Grundsätzlich gilt der Strafantrag bei idealkonkurrierenden Delikten für sämtliche in der Handlungseinheit verwirklichten Antragsdelikte (vgl. Senat, Beschluss vom 20. August 2021 – (2) 121 Ss 92/21(14/21) – mwN). Eine Beschränkung auf eine von mehreren zusammentreffenden Gesetzesverletzungen (§ 52 StGB) ist jedoch zulässig (vgl. Senat aaO mwN). Ist eine Beschränkung der gewünschten Strafverfolgung weder erklärt, noch sonst eindeutig erkennbar, umfasst der Strafantrag den gesamten geschichtlichen Vorgang, welcher der Beschuldigung zugrunde liegt (vgl. BGHSt 33, 114, 116; Senat aaO; LK-StGB/Greger/Weingarten, 13. Aufl., § 77 Rn. 20-21; MüKoStGB-Mitsch aaO § 77b Rn. 40).
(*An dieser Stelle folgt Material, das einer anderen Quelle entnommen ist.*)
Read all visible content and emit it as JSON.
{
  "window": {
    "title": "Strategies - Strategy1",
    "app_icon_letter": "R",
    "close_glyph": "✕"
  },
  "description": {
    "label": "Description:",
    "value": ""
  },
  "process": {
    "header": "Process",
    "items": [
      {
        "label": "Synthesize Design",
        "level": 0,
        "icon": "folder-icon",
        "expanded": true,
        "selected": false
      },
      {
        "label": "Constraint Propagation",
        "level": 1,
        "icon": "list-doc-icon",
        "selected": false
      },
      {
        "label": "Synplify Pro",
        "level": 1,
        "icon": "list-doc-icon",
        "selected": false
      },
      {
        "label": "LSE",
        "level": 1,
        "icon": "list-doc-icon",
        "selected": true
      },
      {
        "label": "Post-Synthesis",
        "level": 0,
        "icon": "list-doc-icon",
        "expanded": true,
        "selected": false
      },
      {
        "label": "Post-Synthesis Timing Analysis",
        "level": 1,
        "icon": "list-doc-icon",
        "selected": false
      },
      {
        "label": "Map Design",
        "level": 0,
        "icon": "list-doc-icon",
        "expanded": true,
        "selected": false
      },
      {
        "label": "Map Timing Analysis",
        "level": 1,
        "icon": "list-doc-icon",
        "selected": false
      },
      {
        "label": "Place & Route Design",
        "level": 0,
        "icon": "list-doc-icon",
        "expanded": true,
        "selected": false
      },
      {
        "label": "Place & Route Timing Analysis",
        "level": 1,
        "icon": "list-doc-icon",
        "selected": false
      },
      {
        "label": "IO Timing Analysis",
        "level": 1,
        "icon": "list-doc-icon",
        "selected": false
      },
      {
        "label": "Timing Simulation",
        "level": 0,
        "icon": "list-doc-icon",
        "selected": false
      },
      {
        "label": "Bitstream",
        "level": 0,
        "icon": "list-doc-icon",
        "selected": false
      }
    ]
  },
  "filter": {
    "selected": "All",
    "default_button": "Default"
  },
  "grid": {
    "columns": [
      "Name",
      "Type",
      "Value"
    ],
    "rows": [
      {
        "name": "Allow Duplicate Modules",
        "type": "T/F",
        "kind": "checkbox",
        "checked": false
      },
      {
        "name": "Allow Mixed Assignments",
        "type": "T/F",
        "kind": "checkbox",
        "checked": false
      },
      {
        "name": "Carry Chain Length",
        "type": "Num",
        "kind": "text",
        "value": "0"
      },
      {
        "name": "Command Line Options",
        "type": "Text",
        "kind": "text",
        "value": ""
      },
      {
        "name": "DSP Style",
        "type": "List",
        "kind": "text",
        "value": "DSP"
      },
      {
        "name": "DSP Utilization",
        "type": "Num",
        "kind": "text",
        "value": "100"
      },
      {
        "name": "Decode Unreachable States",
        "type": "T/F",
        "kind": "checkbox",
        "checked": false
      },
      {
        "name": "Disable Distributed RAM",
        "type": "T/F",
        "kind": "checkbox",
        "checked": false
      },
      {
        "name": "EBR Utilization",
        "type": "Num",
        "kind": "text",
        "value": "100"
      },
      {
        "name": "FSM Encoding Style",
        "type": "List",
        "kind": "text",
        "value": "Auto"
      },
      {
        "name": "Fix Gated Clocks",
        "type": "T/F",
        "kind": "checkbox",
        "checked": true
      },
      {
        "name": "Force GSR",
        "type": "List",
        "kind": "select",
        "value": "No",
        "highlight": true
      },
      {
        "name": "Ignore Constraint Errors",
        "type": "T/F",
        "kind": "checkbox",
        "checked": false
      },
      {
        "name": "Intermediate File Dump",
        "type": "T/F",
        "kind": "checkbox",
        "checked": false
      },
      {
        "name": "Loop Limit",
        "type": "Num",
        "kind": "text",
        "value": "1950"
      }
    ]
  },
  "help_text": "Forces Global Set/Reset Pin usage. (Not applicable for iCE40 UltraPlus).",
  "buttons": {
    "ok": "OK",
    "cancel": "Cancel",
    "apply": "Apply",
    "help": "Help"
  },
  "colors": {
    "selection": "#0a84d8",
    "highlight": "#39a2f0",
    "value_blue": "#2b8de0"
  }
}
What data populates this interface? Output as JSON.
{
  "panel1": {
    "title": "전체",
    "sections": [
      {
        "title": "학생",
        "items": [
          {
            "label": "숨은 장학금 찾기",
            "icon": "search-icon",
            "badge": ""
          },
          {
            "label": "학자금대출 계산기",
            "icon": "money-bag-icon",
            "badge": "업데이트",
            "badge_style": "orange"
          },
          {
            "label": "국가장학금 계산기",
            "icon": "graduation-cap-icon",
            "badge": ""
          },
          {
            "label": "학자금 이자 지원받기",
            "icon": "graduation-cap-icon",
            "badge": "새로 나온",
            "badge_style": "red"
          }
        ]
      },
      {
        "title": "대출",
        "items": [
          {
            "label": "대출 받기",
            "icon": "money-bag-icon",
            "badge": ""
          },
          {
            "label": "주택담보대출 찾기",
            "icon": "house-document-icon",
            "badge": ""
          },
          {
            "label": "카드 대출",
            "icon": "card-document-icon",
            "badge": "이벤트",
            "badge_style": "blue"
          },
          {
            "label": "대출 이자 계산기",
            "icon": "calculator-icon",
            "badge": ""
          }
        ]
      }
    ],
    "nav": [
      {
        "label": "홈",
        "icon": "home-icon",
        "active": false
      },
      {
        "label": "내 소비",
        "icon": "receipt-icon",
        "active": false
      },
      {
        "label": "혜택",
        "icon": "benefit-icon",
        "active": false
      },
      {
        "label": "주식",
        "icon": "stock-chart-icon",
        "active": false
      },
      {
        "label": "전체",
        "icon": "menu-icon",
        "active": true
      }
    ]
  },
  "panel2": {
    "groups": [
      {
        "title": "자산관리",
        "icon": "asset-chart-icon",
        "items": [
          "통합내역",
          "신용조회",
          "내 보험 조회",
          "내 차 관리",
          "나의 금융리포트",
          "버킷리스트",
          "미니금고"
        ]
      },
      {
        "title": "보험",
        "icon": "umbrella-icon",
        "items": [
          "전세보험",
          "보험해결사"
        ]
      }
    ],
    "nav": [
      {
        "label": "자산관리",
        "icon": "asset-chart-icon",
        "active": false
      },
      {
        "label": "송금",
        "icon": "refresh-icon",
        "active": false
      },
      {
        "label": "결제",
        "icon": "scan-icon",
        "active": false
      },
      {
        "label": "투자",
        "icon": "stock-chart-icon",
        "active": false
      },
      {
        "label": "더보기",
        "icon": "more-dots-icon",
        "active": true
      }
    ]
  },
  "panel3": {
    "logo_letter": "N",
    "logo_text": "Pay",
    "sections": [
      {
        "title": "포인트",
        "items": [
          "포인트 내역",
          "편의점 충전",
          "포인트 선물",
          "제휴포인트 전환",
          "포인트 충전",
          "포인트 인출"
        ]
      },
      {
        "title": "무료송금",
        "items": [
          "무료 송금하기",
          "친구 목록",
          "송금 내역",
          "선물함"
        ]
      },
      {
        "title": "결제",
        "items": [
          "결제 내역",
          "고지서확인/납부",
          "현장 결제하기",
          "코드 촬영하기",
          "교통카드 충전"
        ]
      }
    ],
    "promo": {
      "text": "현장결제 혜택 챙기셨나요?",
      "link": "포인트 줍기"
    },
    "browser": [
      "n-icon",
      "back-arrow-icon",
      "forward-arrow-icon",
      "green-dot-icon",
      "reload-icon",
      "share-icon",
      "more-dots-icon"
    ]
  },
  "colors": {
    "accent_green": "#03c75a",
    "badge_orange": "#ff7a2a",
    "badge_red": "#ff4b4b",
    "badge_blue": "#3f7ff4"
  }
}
Aufgrund der ausdrücklichen Beschränkung des von dem Zeugen PM L gestellten Strafantrags auf die beiden genannten Strafvorschriften und des eindeutigen Wortlauts des Antrags ist für eine Auslegung dahin, dass die Strafverfolgung wegen aller in Betracht kommender Delikte und damit auch solcher nach dem BDSG oder KunstUrhG gewünscht wird, kein Raum (vgl. SK-StGB/Wolter, 9. Aufl., § 77 Rn. 25).

3. Etwas anderes gilt für die Tat vom 30. März 2021 und den von dem Zeugen POM B deswegen fristgerecht gestellten Strafantrag. Der Zeuge hat nicht nur am Ende seines Berichts vom 10. April 2021 Strafantrag wegen der Verletzung der Vertraulichkeit des Wortes gemäß § 201 StGB gestellt, sondern zusätzlich ein Strafantragsformular unterzeichnet, auf dem zwar das Datum neben der Unterschrift des Antragstellers fehlt, das ausweislich des Datums neben der Unterschrift des polizeilichen Sachbearbeiters aber am 21. April 2021 zu den Ermittlungsakten gelangte und seinem Wortlaut nach unbeschränkt ist. Damit widersprechen sich die beiden durch den Zeugen POM B jeweils form- und fristgerecht gestellten Strafanträge untereinander, so dass sich eine Beschränkung der gewünschten Strafverfolgung auf das Delikt der Verletzung der Vertraulichkeit des Wortes dem Antrag jedenfalls nicht zweifelsfrei entnehmen lässt. Die bloße Hervorhebung einzelner tatsächlicher oder rechtlicher Gesichtspunkte stellt noch keine Antragsbeschränkung dar (vgl. LK-StGB/Greger/Weingarten aaO). Ist eine Beschränkung – wie hier – nicht eindeutig zum Ausdruck gebracht, ist der Strafantrag als unbeschränkter zu behandeln (vgl. BGHSt aaO; MüKoStGB-Mitsch aaO mwN).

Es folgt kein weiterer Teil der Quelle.